Potensi ekonomi itu lah yang ditangkap oleh warga di Jalan Faqih Usman, Gang Prajurit Nangyu, Kelurahan 3 Ulu, Kecamatan Seberang Ulu (SU) I, Palembang. Di daerah ini, sebagian besar warganya mengandalkan pendapatan dari olahan daun nipah. Maka tak heran jika saat berada di daerah tersebut, kita akan disuguhkan banyaknya warga yang menjemur daun-daun nipah di depan rumah mereka.
Siti Hawa (59), Salah seorang pengusaha rokok nipah yang cukup terkenal di wilayah tersebut mengatakan, usaha pengolahan nipah di daerah tersebut, sebenarnya telah dilakukan sejak turun temurun. Namun, tidak semuanya mengolah daun nipah menjadi rokok, ada juga yang memilih untuk mengolah daun nipah menjadi kerajinan tangan lainya.
“Kalau saya sendiri mulai mendalami usaha rokok nipah ini sudah sekitar 14 tahun,” kata dia, saat berbincang dengan Urban.id
Dikatakan Siti, berbekal pengalaman mengolah daun nipah dari orang tua, dirinya mencoba untuk mandiri membuka usaha rokok nipah ini. Modal pertama pun tidak terlalu besar, karena hanya berasal dari kumpulan uang bekerja sebagai buruh upahan menjemur dan memotong daun nipah di tempat orang lain.
“Ya, penjualan awalnya hanya untuk permintaan sejumlah daerah, seperti Baturaja, Tanjung Enim, Prbumulih dan Kota Bumi,” kata Istri dari Hamim Abdullah ini.
Seiring berjalanya waktu, sekitar tujuh tahun lalu atau tahun 2010, anak perempuanya turut memasarkan produk dari rokok nipah ini secara online. Hal hasil, gayung pun bersambut, iklan yang dipasangnya di internet mendapatkan respon dari pembeli asal Malaysia.
“Tapi waktu itu, baru sempat jalan sekitar dua tahun, kami sempat vakum karena permintaan diputus dengan alasan kualitas yang ditawarkan rendah,” katanya.
Belajar dari pengalaman, dirinya memperbaiki kualitas dari rokok nipah yang diproduksi, alhasil sekitar tahun 2014 permintaan pasar ekspor kembali dating, bahkan tidak hanya dari Malaysia tapi juga dari Thailand.

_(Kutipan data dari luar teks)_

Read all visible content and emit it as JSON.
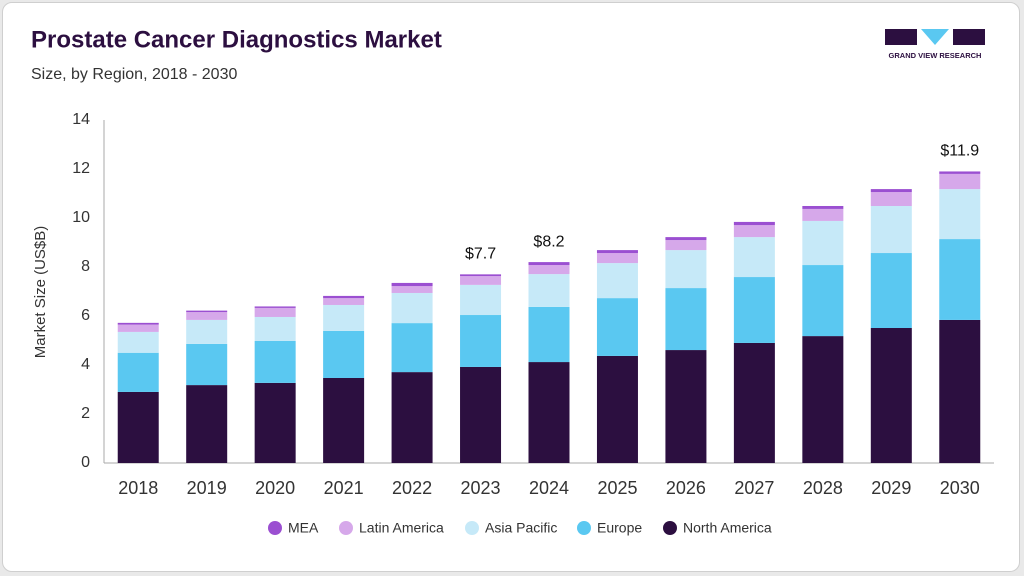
{
  "brand": "GRAND VIEW RESEARCH",
  "chart_data": {
    "type": "stacked_bar",
    "title": "Prostate Cancer Diagnostics Market",
    "subtitle": "Size, by Region, 2018 - 2030",
    "y_label": "Market Size (US$B)",
    "categories": [
      "2018",
      "2019",
      "2020",
      "2021",
      "2022",
      "2023",
      "2024",
      "2025",
      "2026",
      "2027",
      "2028",
      "2029",
      "2030"
    ],
    "series": [
      {
        "name": "MEA",
        "color": "#9b4fd1",
        "values": [
          0.07,
          0.06,
          0.06,
          0.09,
          0.13,
          0.07,
          0.12,
          0.12,
          0.12,
          0.13,
          0.12,
          0.12,
          0.1
        ]
      },
      {
        "name": "Latin America",
        "color": "#d6a8ea",
        "values": [
          0.3,
          0.32,
          0.37,
          0.28,
          0.28,
          0.36,
          0.37,
          0.41,
          0.41,
          0.49,
          0.49,
          0.57,
          0.62
        ]
      },
      {
        "name": "Asia Pacific",
        "color": "#c6e9f8",
        "values": [
          0.85,
          0.98,
          0.98,
          1.06,
          1.23,
          1.23,
          1.34,
          1.43,
          1.55,
          1.63,
          1.8,
          1.92,
          2.04
        ]
      },
      {
        "name": "Europe",
        "color": "#5ac8f1",
        "values": [
          1.6,
          1.68,
          1.71,
          1.92,
          2.0,
          2.12,
          2.25,
          2.36,
          2.53,
          2.69,
          2.9,
          3.06,
          3.3
        ]
      },
      {
        "name": "North America",
        "color": "#2c0f40",
        "values": [
          2.9,
          3.18,
          3.27,
          3.47,
          3.71,
          3.92,
          4.12,
          4.37,
          4.61,
          4.9,
          5.18,
          5.51,
          5.84
        ]
      }
    ],
    "annotations": [
      {
        "x": "2023",
        "text": "$7.7"
      },
      {
        "x": "2024",
        "text": "$8.2"
      },
      {
        "x": "2030",
        "text": "$11.9"
      }
    ],
    "ylim": [
      0,
      14
    ],
    "yticks": [
      0,
      2,
      4,
      6,
      8,
      10,
      12,
      14
    ],
    "grid": false,
    "legend": "bottom"
  }
}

“Untuk ekspor kami cukup kewalahan, karena kami hanya mampu memproduksi sekitar 2 ton per bulan. Sementara potensi perminaan dari dua Negara tersebut mencapai sekitar 10 ton per bulan,” katanya. Rata-rata produki sehari mencapai 100 ikat rokok.

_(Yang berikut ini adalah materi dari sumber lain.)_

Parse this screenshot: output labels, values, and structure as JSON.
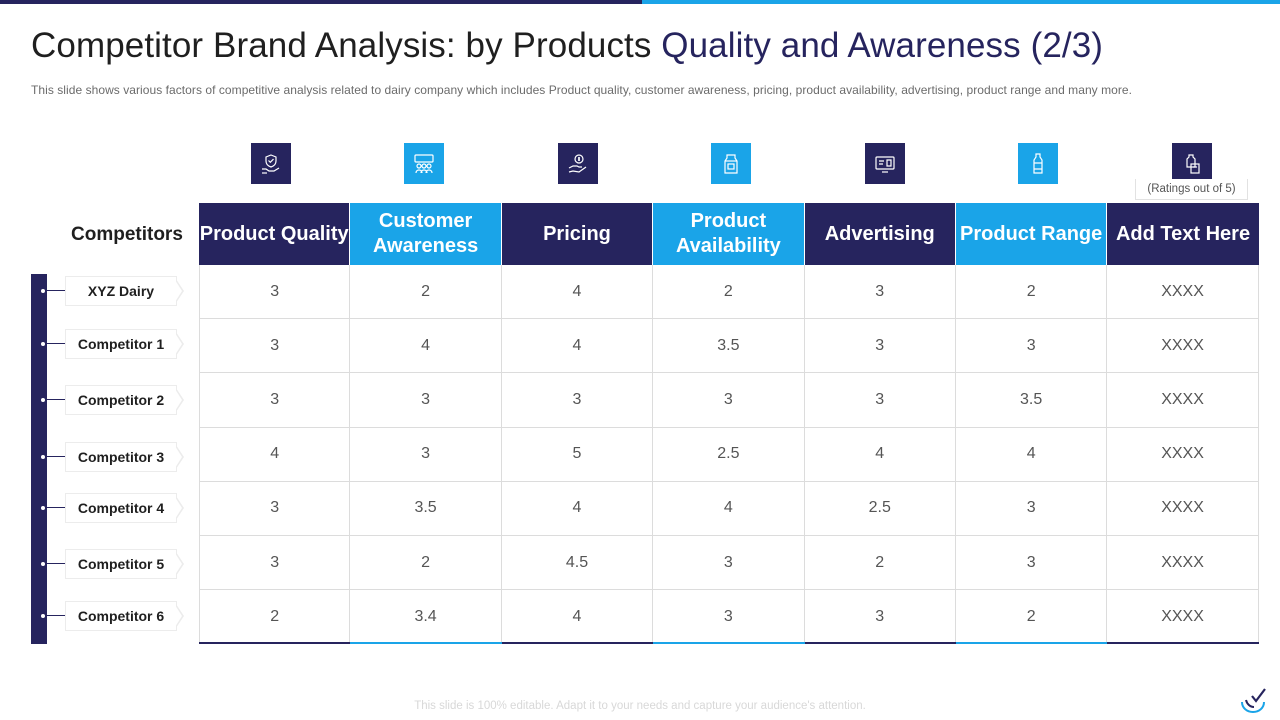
{
  "colors": {
    "dark": "#26245e",
    "light": "#1aa4e8"
  },
  "header": {
    "title_part1": "Competitor Brand Analysis: by Products ",
    "title_part2": "Quality and Awareness (2/3)",
    "subtitle": "This slide shows various factors of competitive analysis related to dairy company which includes Product quality, customer awareness, pricing, product availability, advertising, product range and many more."
  },
  "icons": [
    "quality-hand-icon",
    "customer-group-icon",
    "pricing-hand-coin-icon",
    "milk-carton-icon",
    "advertising-screen-icon",
    "milk-bottle-icon",
    "milk-bottle-box-icon"
  ],
  "ratings_note": "(Ratings out of 5)",
  "competitors_heading": "Competitors",
  "columns": [
    "Product Quality",
    "Customer Awareness",
    "Pricing",
    "Product Availability",
    "Advertising",
    "Product Range",
    "Add Text Here"
  ],
  "rows": [
    {
      "name": "XYZ Dairy",
      "values": [
        "3",
        "2",
        "4",
        "2",
        "3",
        "2",
        "XXXX"
      ]
    },
    {
      "name": "Competitor 1",
      "values": [
        "3",
        "4",
        "4",
        "3.5",
        "3",
        "3",
        "XXXX"
      ]
    },
    {
      "name": "Competitor 2",
      "values": [
        "3",
        "3",
        "3",
        "3",
        "3",
        "3.5",
        "XXXX"
      ]
    },
    {
      "name": "Competitor 3",
      "values": [
        "4",
        "3",
        "5",
        "2.5",
        "4",
        "4",
        "XXXX"
      ]
    },
    {
      "name": "Competitor 4",
      "values": [
        "3",
        "3.5",
        "4",
        "4",
        "2.5",
        "3",
        "XXXX"
      ]
    },
    {
      "name": "Competitor 5",
      "values": [
        "3",
        "2",
        "4.5",
        "3",
        "2",
        "3",
        "XXXX"
      ]
    },
    {
      "name": "Competitor 6",
      "values": [
        "2",
        "3.4",
        "4",
        "3",
        "3",
        "2",
        "XXXX"
      ]
    }
  ],
  "footer": "This slide is 100% editable. Adapt it to your needs and capture your audience's attention."
}
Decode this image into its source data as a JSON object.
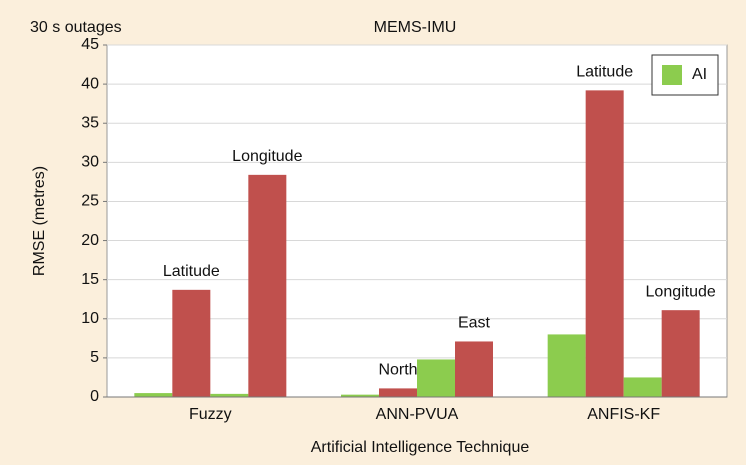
{
  "chart_data": {
    "type": "bar",
    "title": "MEMS-IMU",
    "subtitle": "30 s outages",
    "x_label": "Artificial Intelligence Technique",
    "y_label": "RMSE (metres)",
    "categories": [
      "Fuzzy",
      "ANN-PVUA",
      "ANFIS-KF"
    ],
    "series": [
      {
        "name": "AI",
        "color": "#8ccc4e",
        "values": [
          0.5,
          0.3,
          8.0
        ]
      },
      {
        "color": "#c0504d",
        "values": [
          13.7,
          1.1,
          39.2
        ],
        "labels": [
          "Latitude",
          "North",
          "Latitude"
        ]
      },
      {
        "color": "#8ccc4e",
        "values": [
          0.4,
          4.8,
          2.5
        ]
      },
      {
        "color": "#c0504d",
        "values": [
          28.4,
          7.1,
          11.1
        ],
        "labels": [
          "Longitude",
          "East",
          "Longitude"
        ]
      }
    ],
    "ylim": [
      0,
      45
    ],
    "yticks": [
      0,
      5,
      10,
      15,
      20,
      25,
      30,
      35,
      40,
      45
    ],
    "grid": true,
    "legend": "upper right"
  }
}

Alasanya, keterbatasan bahan baku dan cuaca menjadi kendala untuk memenuhi permintaan pasar intenasional tersebut. Untuk bahan baku sendiri saat ini didatangkan dari sejumlah daerah di Kabupaten Banyuasin. Yakni Muara Karti, Upang, Sungai Sahang, dan Air Saleh.

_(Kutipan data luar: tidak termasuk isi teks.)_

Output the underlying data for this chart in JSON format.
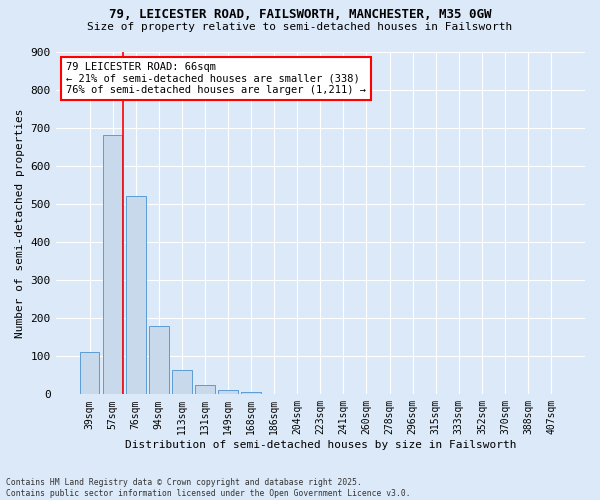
{
  "title1": "79, LEICESTER ROAD, FAILSWORTH, MANCHESTER, M35 0GW",
  "title2": "Size of property relative to semi-detached houses in Failsworth",
  "xlabel": "Distribution of semi-detached houses by size in Failsworth",
  "ylabel": "Number of semi-detached properties",
  "categories": [
    "39sqm",
    "57sqm",
    "76sqm",
    "94sqm",
    "113sqm",
    "131sqm",
    "149sqm",
    "168sqm",
    "186sqm",
    "204sqm",
    "223sqm",
    "241sqm",
    "260sqm",
    "278sqm",
    "296sqm",
    "315sqm",
    "333sqm",
    "352sqm",
    "370sqm",
    "388sqm",
    "407sqm"
  ],
  "values": [
    110,
    680,
    520,
    180,
    63,
    25,
    12,
    7,
    2,
    1,
    0,
    0,
    0,
    0,
    0,
    0,
    0,
    0,
    0,
    0,
    0
  ],
  "bar_color": "#c9d9ec",
  "bar_edge_color": "#5b9bd5",
  "vline_color": "#ff0000",
  "vline_x": 1.47,
  "annotation_text": "79 LEICESTER ROAD: 66sqm\n← 21% of semi-detached houses are smaller (338)\n76% of semi-detached houses are larger (1,211) →",
  "annotation_box_color": "#ffffff",
  "annotation_box_edge": "#ff0000",
  "ylim": [
    0,
    900
  ],
  "yticks": [
    0,
    100,
    200,
    300,
    400,
    500,
    600,
    700,
    800,
    900
  ],
  "footer": "Contains HM Land Registry data © Crown copyright and database right 2025.\nContains public sector information licensed under the Open Government Licence v3.0.",
  "bg_color": "#dce9f8",
  "plot_bg_color": "#dce9f8",
  "grid_color": "#ffffff"
}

“Pengiriman dilakukan menggunakan Tongkang, dengan kapasitas 3.000 ikat niah untuk satu tongkang dan pengiriman biasanya dilakukan tiga hari sekali,” katanya.
Ibu tiga anak ini mengatakan, proses pengiriman untuk ekspor sendiri dilakukan melalui jalur darat menuju Pelabuhan Belawan di Batam. Nantinya akan ada agen yang memasarkan lebih lanjut rokok nipah ini ke pasar intenasional.
“Satu kali ekspor dalam sebulan omzet yang dihasilkan mencapai sekitar Rp 30 juta, sementara kalau untuk penjualan lokal sekitar Rp 10 juta,” katanya.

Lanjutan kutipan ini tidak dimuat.